We shall use the precomputed array to get a stale answer & go through all elements of the pending list & apply the ones which affect the queried range:

  • Stale rangeSum(1, 2) = pre[2] - pre[0] = 6 - 1 = 5
  • The list has an update for index = 1 which applies to the range(1, 2). The value of arr[1] used in stale sum = 2. Updated value = 9.
  • Up to date rangeSum(1, 2) = 5 - 2 + 9 = 12.

Now, the only thing left to figure out is exactly how lazy can we be? Let the max size of pending list be L.

  • Cost of being lazy = O(L) per range query.
  • Cost of not-being-lazy = O(N) computation time. Happens once per L updates.

One can work out the math to see that the optimal size of L = √N. which will get the amortized cost of solving the range sum queries problem in O(N * √N).

Extending Laziness

What have we really achieved? A simple to code & understand lazy solution which can solve a few problems otherwise solvable by BITs, Segment trees or SQRT decomposition?

In order to truly appreciate laziness; we need to go further than the list of problems which have been already posed in programming contests. Here is one such problem which I have never seen in contests & it kicks asses of BITs & Segment Trees.

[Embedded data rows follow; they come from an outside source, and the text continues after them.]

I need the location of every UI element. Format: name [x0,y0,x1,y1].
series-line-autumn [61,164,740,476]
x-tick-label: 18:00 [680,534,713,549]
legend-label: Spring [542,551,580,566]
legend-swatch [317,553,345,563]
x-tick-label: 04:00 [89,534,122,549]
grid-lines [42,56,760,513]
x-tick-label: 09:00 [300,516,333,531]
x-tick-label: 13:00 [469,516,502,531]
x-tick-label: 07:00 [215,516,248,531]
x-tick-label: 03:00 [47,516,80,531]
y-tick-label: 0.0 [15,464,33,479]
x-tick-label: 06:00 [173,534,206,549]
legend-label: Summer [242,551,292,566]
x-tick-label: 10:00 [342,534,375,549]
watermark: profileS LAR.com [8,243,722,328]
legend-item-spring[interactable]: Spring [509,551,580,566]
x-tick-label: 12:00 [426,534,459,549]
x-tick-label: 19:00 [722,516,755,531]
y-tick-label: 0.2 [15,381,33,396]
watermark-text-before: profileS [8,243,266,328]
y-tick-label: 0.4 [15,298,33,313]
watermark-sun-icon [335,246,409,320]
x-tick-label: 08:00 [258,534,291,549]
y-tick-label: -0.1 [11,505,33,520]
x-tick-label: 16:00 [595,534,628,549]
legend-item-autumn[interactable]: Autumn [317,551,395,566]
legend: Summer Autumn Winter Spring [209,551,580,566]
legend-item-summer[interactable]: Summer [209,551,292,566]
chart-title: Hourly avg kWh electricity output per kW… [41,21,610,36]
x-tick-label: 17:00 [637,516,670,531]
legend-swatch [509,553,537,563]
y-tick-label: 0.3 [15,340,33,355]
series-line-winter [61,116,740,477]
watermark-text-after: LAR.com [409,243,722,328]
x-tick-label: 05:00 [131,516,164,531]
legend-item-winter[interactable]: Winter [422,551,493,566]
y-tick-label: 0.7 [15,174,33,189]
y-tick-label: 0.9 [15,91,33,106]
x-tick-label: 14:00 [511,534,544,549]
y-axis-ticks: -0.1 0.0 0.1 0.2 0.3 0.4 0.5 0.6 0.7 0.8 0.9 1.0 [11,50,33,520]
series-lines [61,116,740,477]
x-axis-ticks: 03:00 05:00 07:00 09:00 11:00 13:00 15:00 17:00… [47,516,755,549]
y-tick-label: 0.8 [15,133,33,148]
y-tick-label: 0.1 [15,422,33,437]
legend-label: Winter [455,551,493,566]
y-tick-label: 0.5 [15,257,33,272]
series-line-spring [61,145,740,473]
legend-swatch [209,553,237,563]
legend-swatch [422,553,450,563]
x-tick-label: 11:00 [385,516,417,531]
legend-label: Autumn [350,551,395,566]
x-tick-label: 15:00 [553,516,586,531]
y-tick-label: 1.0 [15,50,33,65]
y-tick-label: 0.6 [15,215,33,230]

N queries need to be answered in order. The queries are of the following types:

-> newScore(score): New score is published. 
-> rmScore(score): An old score is removed.
-> getRank(score): Get rank of a given score.


> N ~ 3 x 10^4. 
> score: Integer. There shall not be duplicate published scores.
> Permissible Time Limit: O(N * √(N * log N)) 
The new problem
Can u augment the laziness approach to solve it? Can u solve it a new creative way which beats the lazy approach? Please let me know.